Par ailleurs, la personne qui se sépare et souhaite racheter la part de l’autre se trouve en mauvaise posture : l’escalade des prix réduit grandement ses options. « Cette personne rachète à un moment très particulier, souligne Mylène Masse, avocate et médiatrice à Montréal. Si on avait fait ça quelques mois avant ou quelques mois après, ç’aurait été bien différent. »

C’est ce qui est arrivé à Claudia Conti, une Lavalloise de 45 ans qui s’est retrouvée face à un mur. Privée d’une partie de ses revenus en raison d’une baisse des heures travaillées à cause de la pandémie, cette adjointe administrative était incapable de racheter la part de la maison unifamiliale qu’elle partageait avec son conjoint des 18 dernières années. « J’ai cherché pendant six mois un condo près de l’école des enfants, confie cette mère de deux garçons de 5 et 10 ans. J’ai dû me résoudre à louer un appartement, le temps que le jeu se calme… »

En plus d’être plongée dans une situation éprouvante, Mme Conti a trouvé épuisante cette recherche frénétique de logement. Elle n’est pas la seule.

Se séparer, c’est toujours une situation stressante et difficile, mais dans le contexte actuel, ce l’est encore plus à cause des enjeux liés au contexte immobilier. En tant que courtier, il faut gérer les attentes des clients… et se transformer en médiateur, en psychologue, en coach.

Gaston Crevier-Bélanger, courtier immobilier depuis 20 ans

Hausse de gens séparés qui cherchent un logement

Martin Lemay a lui aussi vu son rôle de courtier immobilier transformé par la pandémie : la gestion des émotions de ses clients prend plus de place, soutient-il. « On a toujours eu un rôle de conseiller, mais là, c’est encore plus présent, note-t-il.
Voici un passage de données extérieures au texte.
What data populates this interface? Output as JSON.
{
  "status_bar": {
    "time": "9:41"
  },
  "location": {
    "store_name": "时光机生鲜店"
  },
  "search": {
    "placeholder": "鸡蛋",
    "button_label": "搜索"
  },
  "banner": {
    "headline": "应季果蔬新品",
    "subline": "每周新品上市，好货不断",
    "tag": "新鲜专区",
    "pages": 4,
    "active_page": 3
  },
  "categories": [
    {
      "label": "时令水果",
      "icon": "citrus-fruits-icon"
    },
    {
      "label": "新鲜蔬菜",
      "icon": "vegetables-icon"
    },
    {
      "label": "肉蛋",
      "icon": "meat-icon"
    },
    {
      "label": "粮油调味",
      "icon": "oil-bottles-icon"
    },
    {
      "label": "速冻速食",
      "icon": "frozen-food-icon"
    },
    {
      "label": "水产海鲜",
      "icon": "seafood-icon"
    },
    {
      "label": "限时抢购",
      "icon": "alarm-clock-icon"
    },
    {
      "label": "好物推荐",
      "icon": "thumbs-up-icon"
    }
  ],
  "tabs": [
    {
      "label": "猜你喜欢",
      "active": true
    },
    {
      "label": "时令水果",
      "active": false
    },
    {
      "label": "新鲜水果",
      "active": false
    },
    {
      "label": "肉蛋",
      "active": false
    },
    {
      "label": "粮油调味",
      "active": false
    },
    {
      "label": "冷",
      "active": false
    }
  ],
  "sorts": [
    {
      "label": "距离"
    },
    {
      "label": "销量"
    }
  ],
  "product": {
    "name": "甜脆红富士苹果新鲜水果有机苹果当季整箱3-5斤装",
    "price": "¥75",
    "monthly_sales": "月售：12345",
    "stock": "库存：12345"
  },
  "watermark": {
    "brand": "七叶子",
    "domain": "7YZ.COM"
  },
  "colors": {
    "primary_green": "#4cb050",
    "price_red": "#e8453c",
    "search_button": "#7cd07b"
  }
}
Il faut être rassurant, compréhensif, à l’écoute tout en étant rapide. » Il estime que parmi sa clientèle, le nombre de couples nouvellement séparés à la recherche d’un logement a doublé.

PHOTO SHANNON STAPLETON, REUTERS

Quand les beaux jours d'un couple sont terminés, la situation peut se corser.

Même son de cloche à l’Association professionnelle des courtiers immobiliers du Québec (APCIQ), où le président du conseil d’administration, Marc Lacasse, aussi courtier, a sondé les membres. « La pandémie a eu un effet direct sur les couples et on voit une hausse de gens séparés qui se cherchent un logement, que ce soit un condo ou une maison, dit-il. On constate aussi qu’il y a plus d’anxiété et d’impatience chez ces gens. Parfois, ça mène à plus d’agressivité. »

La rareté des logements ainsi que les prix gonflés poussent les ex-conjoints à se tourner vers le marché de la location. « La grande majorité d’entre eux vont faire ce choix, qu’ils aient la capacité financière ou pas d’acheter une maison », précise M. Lacasse.

Geneviève Langevin, courtière, observe que beaucoup de couples séparés décident de louer et de partager un appartement à une distance raisonnable de la maison familiale. « Pour le bien-être de la famille, ils vont séparer la garde des enfants dans la maison, à tour de rôle. C’est une façon de ne pas dénaturer la routine, et c’est particulièrement vrai lorsque des enfants en bas âge sont impliqués. »

S’éloigner, mais à quel prix ?

Certains ex-conjoints choisissent de s’éloigner… quitte à assurer le transport vers l’école ou la garderie lorsqu’ils ont la garde des enfants. Si la circulation est présentement moins intense qu’avant la pandémie, en raison du fort taux de travailleurs encore en télétravail, qu’en sera-t-il en septembre ou en janvier prochains ?

« Le premier choix, c’est toujours d’habiter dans l’aire de desserte de l’école, explique M. Lacasse. Mais une personne seule n’aura peut-être pas les moyens financiers de rester à Montréal, alors elle choisira la couronne nord ou sud, par exemple Blainville ou Sainte-Julie. Elle devra vivre avec les contraintes du voyagement par la suite… Et il s’agit là d’un élément incertain : quel sera le modèle de travail post-pandémie ? »

Et ce n’est pas qu’à Montréal ou dans les centres urbains du Québec que la situation est difficile pour les couples qui se séparent : la surchauffe des prix est provinciale. « Les maisons abordables se vendent comme des petits pains partout au Québec », rappelle M. Lacasse.